Yesterday, I received an email from someone claiming their company was the “#1 education property on the internet.”
Aside from checking my phone to make sure the year wasn’t 1999, I had a good chuckle imagining the copywriting genius it took to compose that gem. Strike one.
As I read further, this person invoked the name of my boss (the president of our college) and referenced a letter he had FedEx’d him (“wow – would you look at that – a Western Union Telegram!”), in order to elicit a sales call with me on their product. For those playing along at home, we call this “strike two.”
Examining the missive even closer, I noticed that there were two different font faces (and sizes) where the person had cut and pasted the boilerplate into the message, but forgot to correct the capital “U” (where he started to type “University”, but instead wrote “UCollege”).
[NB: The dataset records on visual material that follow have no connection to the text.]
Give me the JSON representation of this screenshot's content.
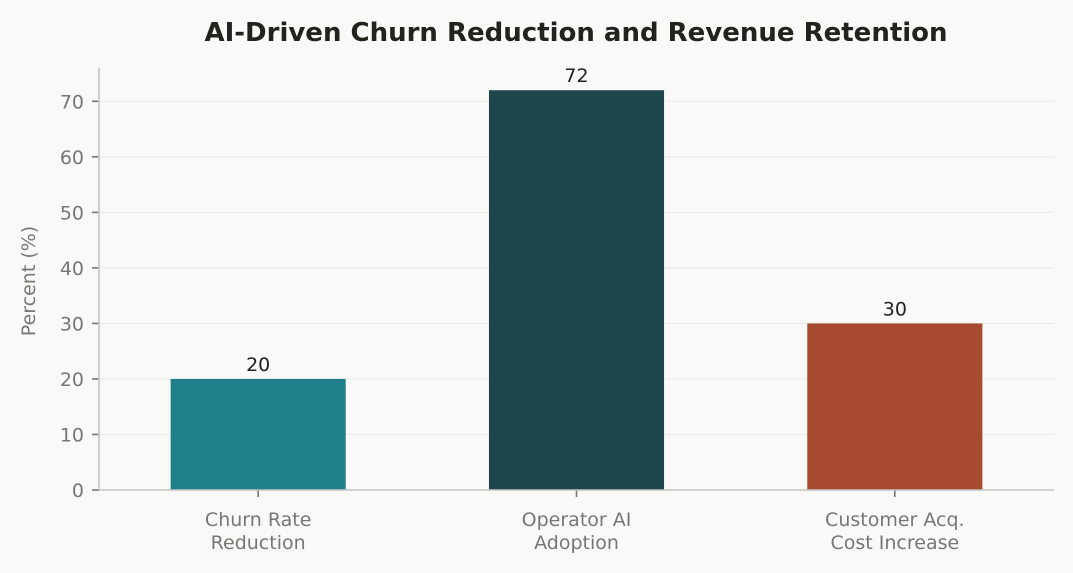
{
  "chart_data": {
    "type": "bar",
    "title": "AI-Driven Churn Reduction and Revenue Retention",
    "xlabel": "",
    "ylabel": "Percent (%)",
    "categories": [
      [
        "Churn Rate",
        "Reduction"
      ],
      [
        "Operator AI",
        "Adoption"
      ],
      [
        "Customer Acq.",
        "Cost Increase"
      ]
    ],
    "values": [
      20,
      72,
      30
    ],
    "data_labels": [
      "20",
      "72",
      "30"
    ],
    "colors": [
      "#1f7f8b",
      "#1d474c",
      "#a84a2f"
    ],
    "ylim": [
      0,
      76
    ],
    "yticks": [
      0,
      10,
      20,
      30,
      40,
      50,
      60,
      70
    ],
    "grid": true,
    "legend": "none"
  }
}
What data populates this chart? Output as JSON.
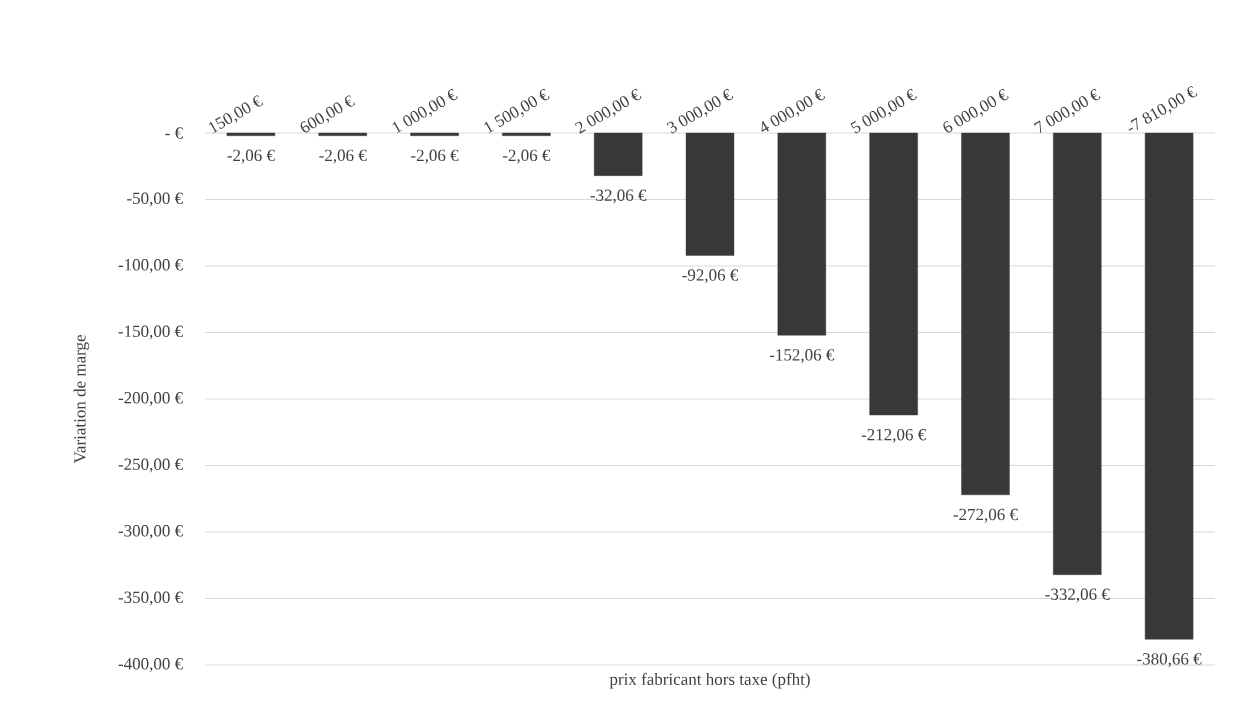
{
  "chart_data": {
    "type": "bar",
    "xlabel": "prix fabricant hors taxe (pfht)",
    "ylabel": "Variation de marge",
    "categories": [
      "150,00 €",
      "600,00 €",
      "1 000,00 €",
      "1 500,00 €",
      "2 000,00 €",
      "3 000,00 €",
      "4 000,00 €",
      "5 000,00 €",
      "6 000,00 €",
      "7 000,00 €",
      "-7 810,00 €"
    ],
    "values": [
      -2.06,
      -2.06,
      -2.06,
      -2.06,
      -32.06,
      -92.06,
      -152.06,
      -212.06,
      -272.06,
      -332.06,
      -380.66
    ],
    "value_labels": [
      "-2,06 €",
      "-2,06 €",
      "-2,06 €",
      "-2,06 €",
      "-32,06 €",
      "-92,06 €",
      "-152,06 €",
      "-212,06 €",
      "-272,06 €",
      "-332,06 €",
      "-380,66 €"
    ],
    "color": "#3a3836",
    "ylim": [
      -400,
      0
    ],
    "yticks": [
      {
        "value": 0,
        "label": "-   €"
      },
      {
        "value": -50,
        "label": "-50,00 €"
      },
      {
        "value": -100,
        "label": "-100,00 €"
      },
      {
        "value": -150,
        "label": "-150,00 €"
      },
      {
        "value": -200,
        "label": "-200,00 €"
      },
      {
        "value": -250,
        "label": "-250,00 €"
      },
      {
        "value": -300,
        "label": "-300,00 €"
      },
      {
        "value": -350,
        "label": "-350,00 €"
      },
      {
        "value": -400,
        "label": "-400,00 €"
      }
    ],
    "grid": "y"
  }
}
Strike three. Next batter, please.
Look – we all have jobs to do. It’s a never ending “arms race” to get past gate keepers, and in front of decision makers. I get it. We all get it.
Pulling cheap marketing stunts (a FedEx letter? Really?) isn’t the way to endear your way into a bona fide sales call.
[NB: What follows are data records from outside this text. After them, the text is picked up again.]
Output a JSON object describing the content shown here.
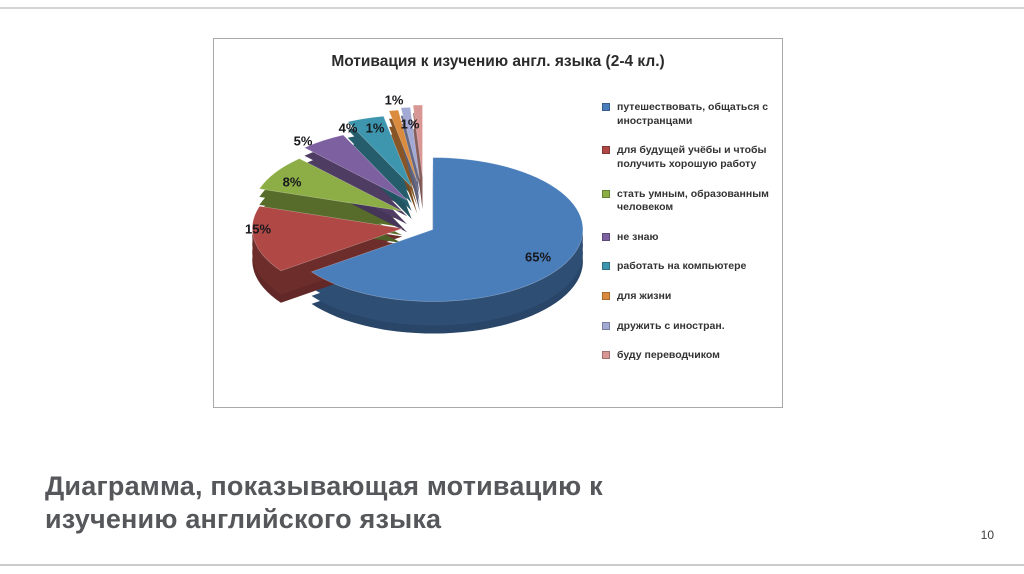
{
  "page_number": "10",
  "caption": {
    "line1": "Диаграмма, показывающая мотивацию к",
    "line2": "изучению английского языка"
  },
  "chart_data": {
    "type": "pie",
    "style": "3d-exploded",
    "title": "Мотивация к изучению англ. языка (2-4 кл.)",
    "legend_position": "right",
    "unit": "%",
    "slices": [
      {
        "label": "путешествовать, общаться с иностранцами",
        "value": 65,
        "color": "#4A7EBB"
      },
      {
        "label": "для будущей учёбы и чтобы получить хорошую работу",
        "value": 15,
        "color": "#B04946"
      },
      {
        "label": "стать умным, образованным человеком",
        "value": 8,
        "color": "#8DAE46"
      },
      {
        "label": "не знаю",
        "value": 5,
        "color": "#7D60A0"
      },
      {
        "label": "работать на компьютере",
        "value": 4,
        "color": "#3D96AE"
      },
      {
        "label": "для жизни",
        "value": 1,
        "color": "#DB8B3D"
      },
      {
        "label": "дружить с иностран.",
        "value": 1,
        "color": "#A3A9D5"
      },
      {
        "label": "буду переводчиком",
        "value": 1,
        "color": "#D89795"
      }
    ]
  }
}
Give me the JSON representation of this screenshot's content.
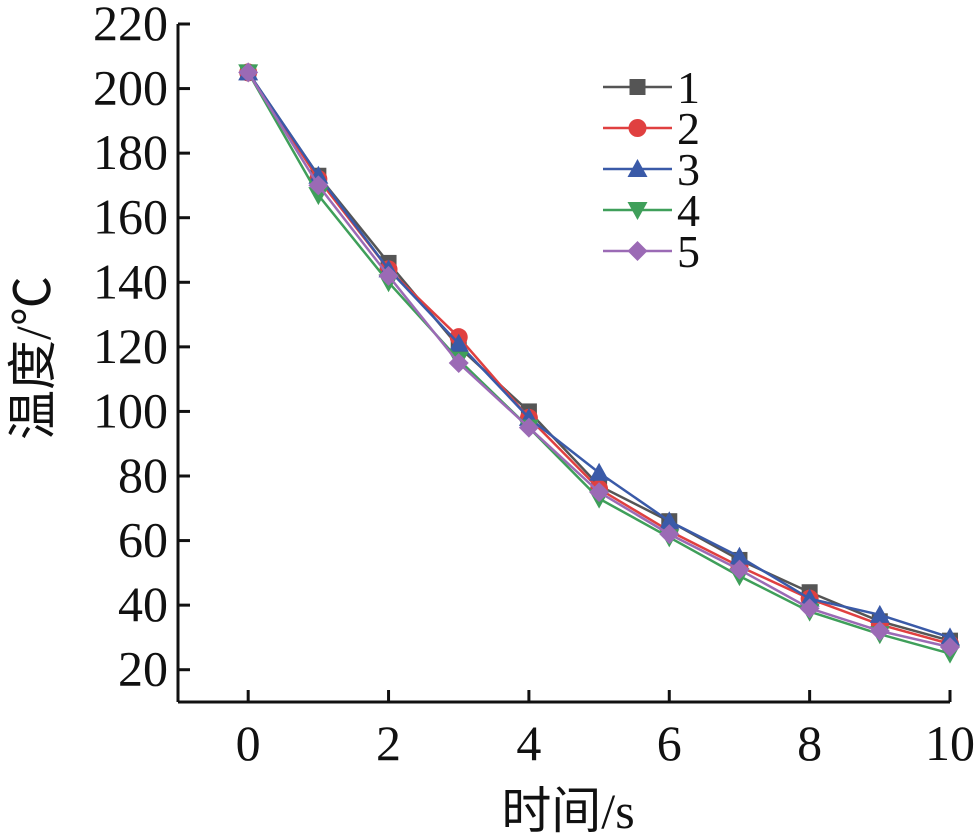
{
  "chart_data": {
    "type": "line",
    "title": "",
    "xlabel": "时间/s",
    "ylabel": "温度/℃",
    "xlim": [
      -1,
      10
    ],
    "ylim": [
      10,
      220
    ],
    "x_ticks": [
      0,
      2,
      4,
      6,
      8,
      10
    ],
    "y_ticks": [
      20,
      40,
      60,
      80,
      100,
      120,
      140,
      160,
      180,
      200,
      220
    ],
    "grid": false,
    "legend_position": "top-right",
    "x": [
      0,
      1,
      2,
      3,
      4,
      5,
      6,
      7,
      8,
      9,
      10
    ],
    "series": [
      {
        "name": "1",
        "color": "#555555",
        "marker": "square",
        "values": [
          205,
          173,
          146,
          120,
          100,
          77,
          66,
          54,
          44,
          35,
          29
        ]
      },
      {
        "name": "2",
        "color": "#e04040",
        "marker": "circle",
        "values": [
          205,
          172,
          144,
          123,
          98,
          76,
          63,
          52,
          42,
          34,
          28
        ]
      },
      {
        "name": "3",
        "color": "#3a5aa8",
        "marker": "triangle-up",
        "values": [
          205,
          173,
          144,
          121,
          98,
          81,
          66,
          55,
          42,
          37,
          30
        ]
      },
      {
        "name": "4",
        "color": "#3f9f5a",
        "marker": "triangle-down",
        "values": [
          205,
          167,
          140,
          116,
          95,
          73,
          61,
          49,
          38,
          31,
          25
        ]
      },
      {
        "name": "5",
        "color": "#9b6ab5",
        "marker": "diamond",
        "values": [
          205,
          170,
          142,
          115,
          95,
          75,
          62,
          51,
          39,
          32,
          27
        ]
      }
    ]
  }
}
And, if you’re gonna cut and paste some horrific copy, please make sure that you at least get our / my name right and the style matches.
But – and for me, most importantly – don’t claim a relationship with people in my organization that you obviously don’t have (and can be checked with a text, email, or call – which I always do when someone makes a claim of a prior relationship).
Spotting amateur hour is an occupational hazard in any managerial position. At the very least, make it look like you’re trying.